Los Refugios de Piedra by Jean M. Auel

Los Refugios de Piedra by Jean M. Auel

autor:Jean M. Auel
La lengua: es
Format: mobi
publicado: 2011-02-01T23:00:00+00:00


- Has estado tan bien como siempre, Marthona -declaró Zelandoni dejando un vaso vacío junto a un cuenco casi limpio.

Estaban sentados en almohadones en torno a la mesa baja. Desde el principio de la comida, Jondalar miraba y sonreía a los demás creando en el ambiente la expectación de que iban a presenciar algo especialmente delicioso. La donier admitió que la actitud de Jondalar había despertado su curiosidad, aunque no tenía la menor intención de exteriorizarla.

Había alargado la comida recreándolos con historias y anécdotas, animando a Jondalar y Ayla a hablar de su Viaje e incitando a Willamar a contar las aventuras de sus expediciones. Había sido una grata velada para todos, pero Folara parecía a punto de reventar de impaciencia y Jondalar estaba tan ufano y satisfecho de sí mismo que a la donier, viéndolo, le entraban ganas de sonreír.

Willamar y Marthona estaban más acostumbrados a esperar hasta el momento oportuno; era una táctica utilizada a menudo en las negociaciones comerciales y los tratos con otras Cavernas. Ayla también parecía dispuesta a esperar, pero para La Que Era la Primera resultaba difícil sondear los verdaderos sentimientos de la joven. Aún no conocía lo suficiente a la forastera. Ayla era un enigma, pero eso la hacía más interesante.

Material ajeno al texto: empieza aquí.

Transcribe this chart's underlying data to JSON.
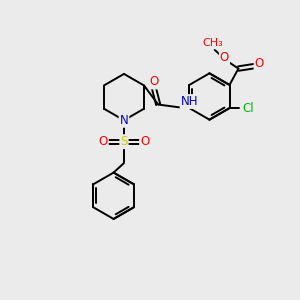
{
  "bg_color": "#ebebeb",
  "bond_color": "#000000",
  "bond_width": 1.4,
  "atom_colors": {
    "O": "#ff0000",
    "N": "#0000cd",
    "Cl": "#00bb00",
    "S": "#cccc00",
    "C": "#000000",
    "H": "#5588aa"
  },
  "fig_w": 3.0,
  "fig_h": 3.0,
  "dpi": 100,
  "xlim": [
    0,
    10
  ],
  "ylim": [
    0,
    10
  ],
  "font_size": 8.5
}
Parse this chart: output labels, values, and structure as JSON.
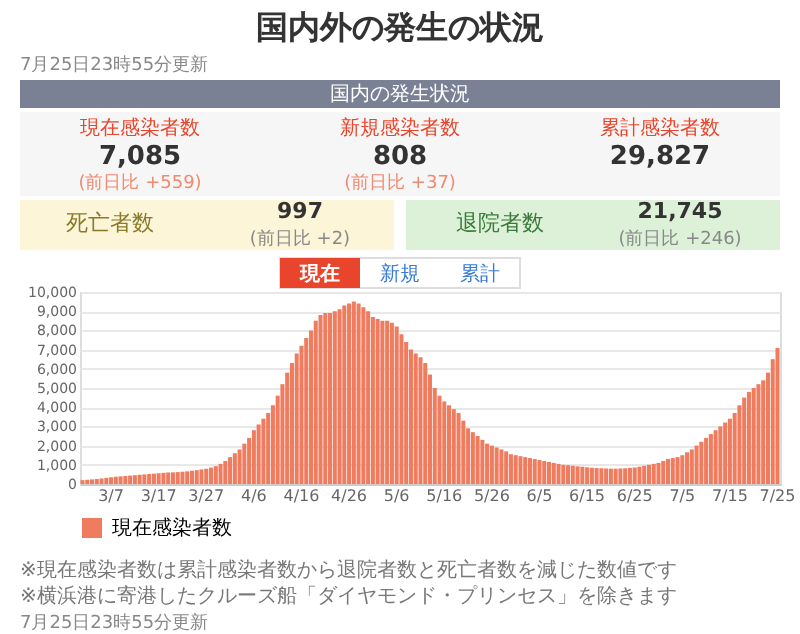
{
  "chart_data": {
    "type": "bar",
    "title": "国内外の発生の状況",
    "annotations": [
      "7月25日23時55分更新",
      "国内の発生状況",
      "現在感染者数",
      "7,085",
      "(前日比 +559)",
      "新規感染者数",
      "808",
      "(前日比 +37)",
      "累計感染者数",
      "29,827",
      "死亡者数",
      "997",
      "(前日比 +2)",
      "退院者数",
      "21,745",
      "(前日比 +246)",
      "現在",
      "新規",
      "累計",
      "※現在感染者数は累計感染者数から退院者数と死亡者数を減じた数値です",
      "※横浜港に寄港したクルーズ船「ダイヤモンド・プリンセス」を除きます",
      "7月25日23時55分更新"
    ],
    "categories": [
      null,
      null,
      null,
      null,
      null,
      null,
      "3/7",
      null,
      null,
      null,
      null,
      null,
      null,
      null,
      null,
      null,
      "3/17",
      null,
      null,
      null,
      null,
      null,
      null,
      null,
      null,
      null,
      "3/27",
      null,
      null,
      null,
      null,
      null,
      null,
      null,
      null,
      null,
      "4/6",
      null,
      null,
      null,
      null,
      null,
      null,
      null,
      null,
      null,
      "4/16",
      null,
      null,
      null,
      null,
      null,
      null,
      null,
      null,
      null,
      "4/26",
      null,
      null,
      null,
      null,
      null,
      null,
      null,
      null,
      null,
      "5/6",
      null,
      null,
      null,
      null,
      null,
      null,
      null,
      null,
      null,
      "5/16",
      null,
      null,
      null,
      null,
      null,
      null,
      null,
      null,
      null,
      "5/26",
      null,
      null,
      null,
      null,
      null,
      null,
      null,
      null,
      null,
      "6/5",
      null,
      null,
      null,
      null,
      null,
      null,
      null,
      null,
      null,
      "6/15",
      null,
      null,
      null,
      null,
      null,
      null,
      null,
      null,
      null,
      "6/25",
      null,
      null,
      null,
      null,
      null,
      null,
      null,
      null,
      null,
      "7/5",
      null,
      null,
      null,
      null,
      null,
      null,
      null,
      null,
      null,
      "7/15",
      null,
      null,
      null,
      null,
      null,
      null,
      null,
      null,
      null,
      "7/25"
    ],
    "series": [
      {
        "name": "現在感染者数",
        "color": "#f07c5f",
        "values": [
          200,
          220,
          240,
          260,
          290,
          320,
          350,
          380,
          400,
          420,
          440,
          460,
          480,
          500,
          520,
          540,
          560,
          580,
          600,
          610,
          620,
          640,
          660,
          690,
          720,
          760,
          800,
          850,
          930,
          1050,
          1200,
          1400,
          1600,
          1800,
          2100,
          2400,
          2800,
          3100,
          3400,
          3700,
          4100,
          4600,
          5200,
          5800,
          6300,
          6800,
          7200,
          7600,
          8000,
          8500,
          8800,
          8900,
          8900,
          9000,
          9100,
          9300,
          9400,
          9500,
          9400,
          9200,
          9000,
          8700,
          8600,
          8500,
          8500,
          8400,
          8200,
          7800,
          7400,
          7000,
          6800,
          6600,
          6300,
          5700,
          5000,
          4600,
          4300,
          4100,
          3900,
          3700,
          3300,
          2900,
          2700,
          2500,
          2300,
          2100,
          2000,
          1900,
          1800,
          1700,
          1550,
          1500,
          1450,
          1400,
          1350,
          1300,
          1250,
          1200,
          1150,
          1100,
          1050,
          1000,
          980,
          950,
          920,
          900,
          870,
          850,
          830,
          820,
          810,
          800,
          800,
          810,
          820,
          840,
          860,
          900,
          950,
          1000,
          1050,
          1100,
          1200,
          1300,
          1350,
          1400,
          1500,
          1650,
          1800,
          2000,
          2200,
          2400,
          2600,
          2800,
          3000,
          3200,
          3400,
          3700,
          4100,
          4500,
          4800,
          5000,
          5200,
          5400,
          5800,
          6500,
          7085
        ]
      }
    ],
    "ylim": [
      0,
      10000
    ],
    "yticks": [
      0,
      {
        "value": 1000,
        "label": "1,000"
      },
      {
        "value": 2000,
        "label": "2,000"
      },
      {
        "value": 3000,
        "label": "3,000"
      },
      {
        "value": 4000,
        "label": "4,000"
      },
      {
        "value": 5000,
        "label": "5,000"
      },
      {
        "value": 6000,
        "label": "6,000"
      },
      {
        "value": 7000,
        "label": "7,000"
      },
      {
        "value": 8000,
        "label": "8,000"
      },
      {
        "value": 9000,
        "label": "9,000"
      },
      {
        "value": 10000,
        "label": "10,000"
      }
    ],
    "grid": "y",
    "legend": "bottom"
  }
}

- Si has acabado, desearíamos que te acercaras al hogar -dijo Jondalar con una nerviosa sonrisa.

La corpulenta mujer se levantó de la pila de almohadillas en la que estaba sentada y se dirigió hacia el hogar de cocinar. Jondalar se apresuró a coger los almohadones y fue a colocarlos junto al hogar; pero Zelandoni se quedó de pie.

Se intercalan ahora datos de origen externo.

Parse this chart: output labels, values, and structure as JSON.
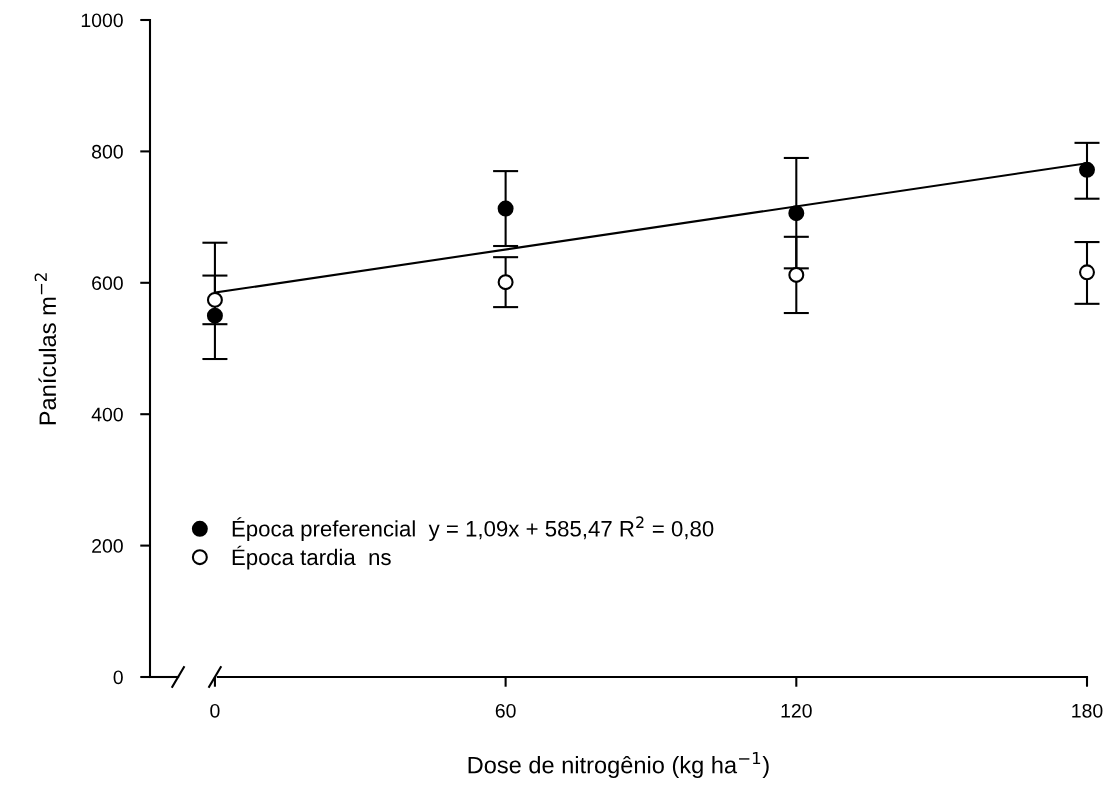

- Será mejor que tomes asiento, Zelandoni -recomendó Jondalar-. Vamos a apagar el fuego y todas las luces, y esto quedará tan a oscuras como una cueva.

- Como tú quieras -respondió ella, y se sentó en los almohadones apilados.

Marthona y Willamar cogieron sus cojines y se sentaron también mientras los más jóvenes reunían todos los candiles y los colocaban alrededor del hogar, incluido -advirtió Zelandoni, un tanto sorprendida- el que alumbraba la hornacina de la donii. El mero hecho de juntarlos todos sumía en la oscuridad el resto de la morada.

- ¿Todos listos? -preguntó Jondalar, y cuando los tres que esperaban asintieron con la cabeza los otros empezaron a soplar las llamas.

Nadie habló mientras las apagaban una a una. Las sombras se hicieron más densas, hasta que una oscuridad absoluta devoró el último resto de claridad e invadió todo el espacio creando una misteriosa sensación de espesor impenetrable. Estaba oscuro como en una cueva, pero en la morada, que hasta hacía un momento se hallaba iluminada por una cálida claridad dorada, el efecto era inquietante, estremecedor y, por alguna razón, más escalofriante que en las frías profundidades de una cueva, donde las tinieblas eran algo normal. Las hogueras de una vivienda solían apagarse, pero siempre se mantenía encendido a propósito algún elemento de la iluminación. Con aquella oscuridad parecían querer tentar a la suerte. El impacto místico no pasó inadvertido a la Primera.

Pero conforme pasaba el tiempo y la vista se acostumbraba a la oscuridad, Zelandoni comprobó que la negrura no era total.